My grandparents, Levon and Haykuhi carried most of their stories to the grave. Only some shreds have remained. We know that Haykuhi’s father was killed, their farm was seized from them leaving her and her mother homeless. Three brothers of our great grandfather were in Cairo in 1915; all of them vanished. They seldom spoke about it.

I remember my grandfather when he was playing Armenian music together with their small Armenian band, when I was listening to “Krunk” or other Armenian music sitting on the floor of their house. When I think of my grandmother, I always recall her kitchen and а smile comes to my face at the idea.

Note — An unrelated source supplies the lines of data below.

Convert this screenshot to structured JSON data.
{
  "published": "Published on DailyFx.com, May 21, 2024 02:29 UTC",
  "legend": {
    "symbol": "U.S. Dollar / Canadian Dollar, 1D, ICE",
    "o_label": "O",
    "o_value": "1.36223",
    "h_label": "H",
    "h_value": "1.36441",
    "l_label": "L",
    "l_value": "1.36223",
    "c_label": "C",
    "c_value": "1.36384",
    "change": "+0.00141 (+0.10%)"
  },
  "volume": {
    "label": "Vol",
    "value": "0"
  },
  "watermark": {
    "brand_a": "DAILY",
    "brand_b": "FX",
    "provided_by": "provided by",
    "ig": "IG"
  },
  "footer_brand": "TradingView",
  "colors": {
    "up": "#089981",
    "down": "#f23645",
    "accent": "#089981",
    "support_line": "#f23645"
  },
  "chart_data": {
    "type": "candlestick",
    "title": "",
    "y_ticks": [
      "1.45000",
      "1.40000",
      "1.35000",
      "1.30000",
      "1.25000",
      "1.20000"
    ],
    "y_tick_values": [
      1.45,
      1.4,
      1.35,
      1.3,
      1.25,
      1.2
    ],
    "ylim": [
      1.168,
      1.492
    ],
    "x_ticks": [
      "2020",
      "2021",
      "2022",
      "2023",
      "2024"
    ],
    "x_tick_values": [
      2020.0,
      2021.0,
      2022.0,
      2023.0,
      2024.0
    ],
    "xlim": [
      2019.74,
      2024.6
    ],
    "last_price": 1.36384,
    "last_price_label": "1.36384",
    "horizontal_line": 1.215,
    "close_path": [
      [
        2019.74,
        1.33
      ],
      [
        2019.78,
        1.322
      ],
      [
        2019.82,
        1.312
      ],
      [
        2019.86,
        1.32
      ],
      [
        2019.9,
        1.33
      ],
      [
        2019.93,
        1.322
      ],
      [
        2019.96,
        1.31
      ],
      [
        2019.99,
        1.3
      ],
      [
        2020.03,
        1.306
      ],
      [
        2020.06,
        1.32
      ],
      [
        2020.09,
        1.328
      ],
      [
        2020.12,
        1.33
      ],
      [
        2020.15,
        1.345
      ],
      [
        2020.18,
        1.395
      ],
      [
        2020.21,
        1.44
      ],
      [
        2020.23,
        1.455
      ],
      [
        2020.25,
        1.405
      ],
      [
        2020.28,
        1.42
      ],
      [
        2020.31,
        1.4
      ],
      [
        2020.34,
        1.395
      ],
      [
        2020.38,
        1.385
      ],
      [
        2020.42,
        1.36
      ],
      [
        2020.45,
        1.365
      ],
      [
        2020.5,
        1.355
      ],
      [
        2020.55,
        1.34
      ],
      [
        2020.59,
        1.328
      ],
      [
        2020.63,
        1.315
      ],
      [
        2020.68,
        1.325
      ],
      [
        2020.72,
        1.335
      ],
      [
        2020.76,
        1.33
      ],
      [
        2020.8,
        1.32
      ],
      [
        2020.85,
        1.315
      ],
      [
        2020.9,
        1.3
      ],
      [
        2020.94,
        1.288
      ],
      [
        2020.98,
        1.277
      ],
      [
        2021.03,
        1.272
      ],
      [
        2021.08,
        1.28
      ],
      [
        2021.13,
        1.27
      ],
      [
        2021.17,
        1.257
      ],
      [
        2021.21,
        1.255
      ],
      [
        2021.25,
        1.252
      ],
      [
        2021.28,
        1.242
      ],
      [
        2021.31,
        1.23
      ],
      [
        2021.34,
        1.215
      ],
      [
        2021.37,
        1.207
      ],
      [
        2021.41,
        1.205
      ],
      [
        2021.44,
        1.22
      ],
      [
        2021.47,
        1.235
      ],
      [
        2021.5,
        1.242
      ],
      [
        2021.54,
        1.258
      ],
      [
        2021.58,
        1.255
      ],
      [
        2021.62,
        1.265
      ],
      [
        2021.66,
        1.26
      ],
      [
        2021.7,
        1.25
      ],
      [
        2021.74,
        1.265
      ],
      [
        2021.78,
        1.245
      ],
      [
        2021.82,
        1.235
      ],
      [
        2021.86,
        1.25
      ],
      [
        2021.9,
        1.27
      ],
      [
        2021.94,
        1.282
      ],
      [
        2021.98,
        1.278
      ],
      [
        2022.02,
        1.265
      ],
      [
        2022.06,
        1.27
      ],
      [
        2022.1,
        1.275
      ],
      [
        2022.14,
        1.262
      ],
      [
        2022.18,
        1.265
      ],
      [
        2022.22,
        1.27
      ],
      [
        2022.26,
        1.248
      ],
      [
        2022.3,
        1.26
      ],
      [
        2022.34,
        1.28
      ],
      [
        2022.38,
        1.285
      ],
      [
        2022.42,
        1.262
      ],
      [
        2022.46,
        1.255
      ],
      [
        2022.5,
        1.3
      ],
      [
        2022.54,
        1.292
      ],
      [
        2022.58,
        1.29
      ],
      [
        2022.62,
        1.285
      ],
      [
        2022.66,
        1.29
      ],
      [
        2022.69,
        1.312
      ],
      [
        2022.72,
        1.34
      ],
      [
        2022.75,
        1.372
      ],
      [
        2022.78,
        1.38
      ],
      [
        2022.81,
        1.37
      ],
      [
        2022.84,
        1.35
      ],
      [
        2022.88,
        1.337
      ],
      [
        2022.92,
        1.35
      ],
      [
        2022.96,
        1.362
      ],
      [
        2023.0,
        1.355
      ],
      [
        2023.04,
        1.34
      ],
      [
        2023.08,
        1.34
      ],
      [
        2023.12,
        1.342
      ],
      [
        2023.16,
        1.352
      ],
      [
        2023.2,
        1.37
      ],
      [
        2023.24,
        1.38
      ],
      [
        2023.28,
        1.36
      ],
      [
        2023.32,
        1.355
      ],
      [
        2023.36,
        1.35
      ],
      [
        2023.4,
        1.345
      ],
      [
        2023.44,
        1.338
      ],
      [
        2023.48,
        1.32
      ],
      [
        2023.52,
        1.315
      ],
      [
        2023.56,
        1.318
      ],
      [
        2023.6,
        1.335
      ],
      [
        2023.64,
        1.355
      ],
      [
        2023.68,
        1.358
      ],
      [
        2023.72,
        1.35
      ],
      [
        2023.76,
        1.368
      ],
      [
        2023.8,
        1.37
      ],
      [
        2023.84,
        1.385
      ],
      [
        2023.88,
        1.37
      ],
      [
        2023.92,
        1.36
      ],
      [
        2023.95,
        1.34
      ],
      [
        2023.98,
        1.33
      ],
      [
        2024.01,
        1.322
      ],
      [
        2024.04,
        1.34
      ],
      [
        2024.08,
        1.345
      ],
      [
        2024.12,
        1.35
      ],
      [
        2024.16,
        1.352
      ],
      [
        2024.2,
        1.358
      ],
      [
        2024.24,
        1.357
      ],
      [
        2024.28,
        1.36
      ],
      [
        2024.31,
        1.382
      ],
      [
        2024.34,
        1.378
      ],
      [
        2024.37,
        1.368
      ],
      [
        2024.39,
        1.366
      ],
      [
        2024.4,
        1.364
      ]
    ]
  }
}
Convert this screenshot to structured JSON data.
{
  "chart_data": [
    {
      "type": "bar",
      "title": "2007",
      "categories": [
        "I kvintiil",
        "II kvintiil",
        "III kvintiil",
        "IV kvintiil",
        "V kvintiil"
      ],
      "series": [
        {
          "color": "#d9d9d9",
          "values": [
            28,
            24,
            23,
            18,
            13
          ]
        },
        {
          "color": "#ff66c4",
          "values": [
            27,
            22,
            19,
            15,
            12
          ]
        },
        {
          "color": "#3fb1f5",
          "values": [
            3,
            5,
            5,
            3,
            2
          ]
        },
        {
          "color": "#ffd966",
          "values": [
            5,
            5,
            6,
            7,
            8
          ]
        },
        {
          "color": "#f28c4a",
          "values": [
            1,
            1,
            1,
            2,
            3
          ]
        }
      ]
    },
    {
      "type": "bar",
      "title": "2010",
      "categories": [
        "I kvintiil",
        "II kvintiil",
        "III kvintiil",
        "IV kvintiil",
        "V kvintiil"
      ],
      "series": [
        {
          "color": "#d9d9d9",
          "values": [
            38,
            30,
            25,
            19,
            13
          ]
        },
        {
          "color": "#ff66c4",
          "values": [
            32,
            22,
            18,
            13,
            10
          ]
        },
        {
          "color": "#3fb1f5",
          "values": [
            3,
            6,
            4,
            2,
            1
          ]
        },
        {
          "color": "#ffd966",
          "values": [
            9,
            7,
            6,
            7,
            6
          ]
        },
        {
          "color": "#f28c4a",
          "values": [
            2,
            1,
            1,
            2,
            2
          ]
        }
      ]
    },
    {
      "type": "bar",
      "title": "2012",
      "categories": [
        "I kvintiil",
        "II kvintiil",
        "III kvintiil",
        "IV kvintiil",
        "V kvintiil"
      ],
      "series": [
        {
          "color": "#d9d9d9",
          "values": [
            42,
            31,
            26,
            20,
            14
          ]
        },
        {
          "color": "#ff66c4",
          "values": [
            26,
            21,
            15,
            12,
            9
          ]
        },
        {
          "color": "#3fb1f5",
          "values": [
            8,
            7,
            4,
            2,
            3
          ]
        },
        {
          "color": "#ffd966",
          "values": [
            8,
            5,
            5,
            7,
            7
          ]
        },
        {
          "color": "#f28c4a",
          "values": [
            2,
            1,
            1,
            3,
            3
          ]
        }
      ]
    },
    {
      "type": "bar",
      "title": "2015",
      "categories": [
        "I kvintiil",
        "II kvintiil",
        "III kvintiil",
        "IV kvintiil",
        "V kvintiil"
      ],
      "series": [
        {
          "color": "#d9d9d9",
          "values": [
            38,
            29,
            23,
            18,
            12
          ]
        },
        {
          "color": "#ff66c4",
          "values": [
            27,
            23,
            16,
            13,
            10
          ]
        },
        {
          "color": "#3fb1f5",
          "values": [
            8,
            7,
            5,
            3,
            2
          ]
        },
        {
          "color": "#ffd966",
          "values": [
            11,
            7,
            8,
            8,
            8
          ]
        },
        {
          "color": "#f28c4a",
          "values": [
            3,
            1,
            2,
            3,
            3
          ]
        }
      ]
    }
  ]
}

Armenian cuisine is one of the ways of preserving the Armenian culture

From a journalist to a writer

I used to write novels before journalism. I was writing fantasy novels at the age of 8-9 when I was in high school and college. I started writing novels at the age of 20 and at that time also got interested in journalism.

USA will recognize the Armenian Genocide

There are two things that must happen. First off, Turkey must overcome its history the same way my country faced slavery and the slaughter of Native Americans becoming a better country in that way. Turkey must reach that point if it wants to have a world power. Germany could not have become a superstate hadn’t it recognized the Holocaust. I think that in the end the US President will turn to Turkey, saying: “I will not play political games with Turkey. I’ll do better like thePope and the Kardashians' did.”

Chris Bohjalian is an American novelist and the author of 15 novels, including the bestsellers Midwives and The Sandcastle Girls.

Chris Bohjalian graduated from Amherst College, where he was a member of the Phi Beta Kappa Society. In the mid-1980s, he worked as an account representative for J. Walter Thompson, an ad agency, in New York. After a threatening incident in town, he moved with his wife to Lincoln, Vermont, in 1987.

In Lincoln, Bohjalian began writing weekly columns for local newspaper and magazine about living in the small town, which had a population of about 975 residents. The column has run in the Burlington Free Press since 1992. Bohjalian has also written for such magazines as Cosmopolitan, Reader's Digest, The New York Times, and the Boston Globe Sunday Magazine.

Bohjalian's first novel, A Killing in the Real World, was released in 1988. His third novel, Past the Bleachers, was released in 1992 and was adapted to a Hallmark Channel television movie in 1995.

In 1998, Bohjalian wrote his fifth book, Midwives, a novel focusing on rural Vermont midwife Sibyl Danforth, who becomes embroiled in a legal battle after one of her patients died following an emergency Caesarean section. The novel was critically acclaimed and was selected by Oprah Winfrey as the October 1998 selection of her Oprah's Book Club, which helped push the book to great financial success. It became a New York Times and USA Today bestseller. In 2001, the novel was adapted into a Lifetime Movie Network television film starring Sissy Spacek in the lead role. Spacek said the Danforth character appealed to her because "the heart of the story is my character's inner struggle with self-doubt, the solo road you travel when you have a secret".